Quote:
We only saw a bare PCB last year, did Genesi have a running system?
Does it matter? Tetrapower was about 2 months away from being a fully tested, marketed product and Power.org was being presented the business plan to offer it as a developer desktop. In fact there were working groups (which I was a part of) speccing out which boards would be available to developers.
Let's just say that the guys pushing developer coordination at Power.org weren't exactly on the ball; everything Power.org is going to do in the next months is exactly what Genesi was telling them they should do in July 2006. Everything they said "hmm, we don't think developers need this". I doubt you would have had a subsidised, Power.org G5 system until now even if we had finished the board.
Quote:
Maybe IBM waited for the Power6 launch so that an open G5 based platform won't threaten to cannibalize their server sales. ;-)
I only wish that was true.
Quote:
The chip is too "old" and too expensive imho, Genesi couldn't even afford a 7448
1) Arno, you never stop with playing the numbers game, so what you think is the least relevant addition to the information here.
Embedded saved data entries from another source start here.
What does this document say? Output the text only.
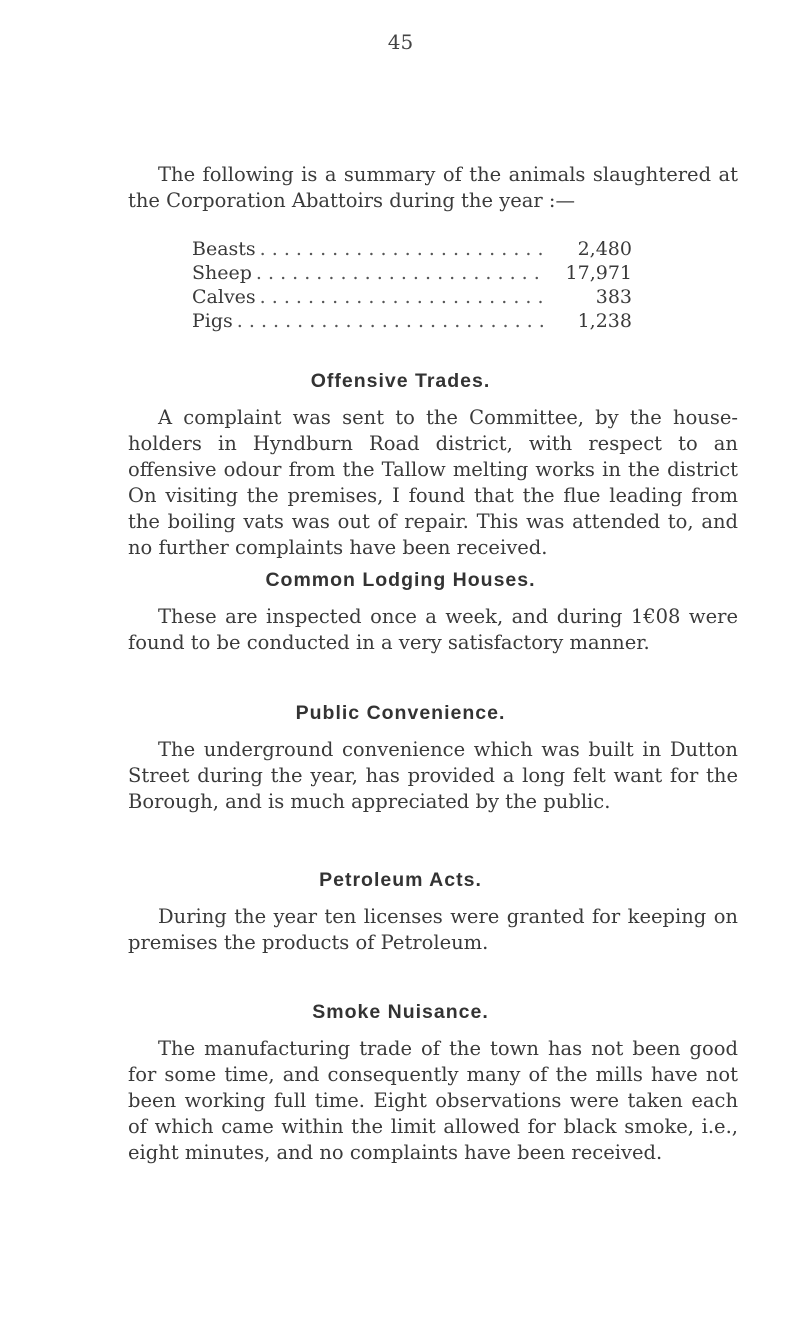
45

The following is a summary of the animals slaughtered at the Corporation Abattoirs during the year :—

Beasts . . .	2,480
Sheep . . .	17,971
Calves . . .	383
Pigs . . .	1,238
Offensive Trades.

A complaint was sent to the Committee, by the house-holders in Hyndburn Road district, with respect to an offensive odour from the Tallow melting works in the district On visiting the premises, I found that the flue leading from the boiling vats was out of repair. This was attended to, and no further complaints have been received.

Common Lodging Houses.

These are inspected once a week, and during 1€08 were found to be conducted in a very satisfactory manner.

Public Convenience.

The underground convenience which was built in Dutton Street during the year, has provided a long felt want for the Borough, and is much appreciated by the public.

Petroleum Acts.

During the year ten licenses were granted for keeping on premises the products of Petroleum.

Smoke Nuisance.

The manufacturing trade of the town has not been good for some time, and consequently many of the mills have not been working full time. Eight observations were taken each of which came within the limit allowed for black smoke, i.e., eight minutes, and no complaints have been received.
Big numbers do not equal products. PASemi is not relevant as a desktop system, and neither is Cell/Playstation 3. Sure they are cool, sure they have the numbers (GHz and SPEs and 3-digit Gbyte/s of bandwidth) but they are not developer systems or desktop systems.
2) I doubt you have any idea how much the 8641D is, and the problem with the 7448 was not that Genesi could not afford it - I explained to you twice that simply put, YOU could not afford it. Nobody would buy a processor card as expensive as it would have to be, even if it was the fastest Power processor on the planet.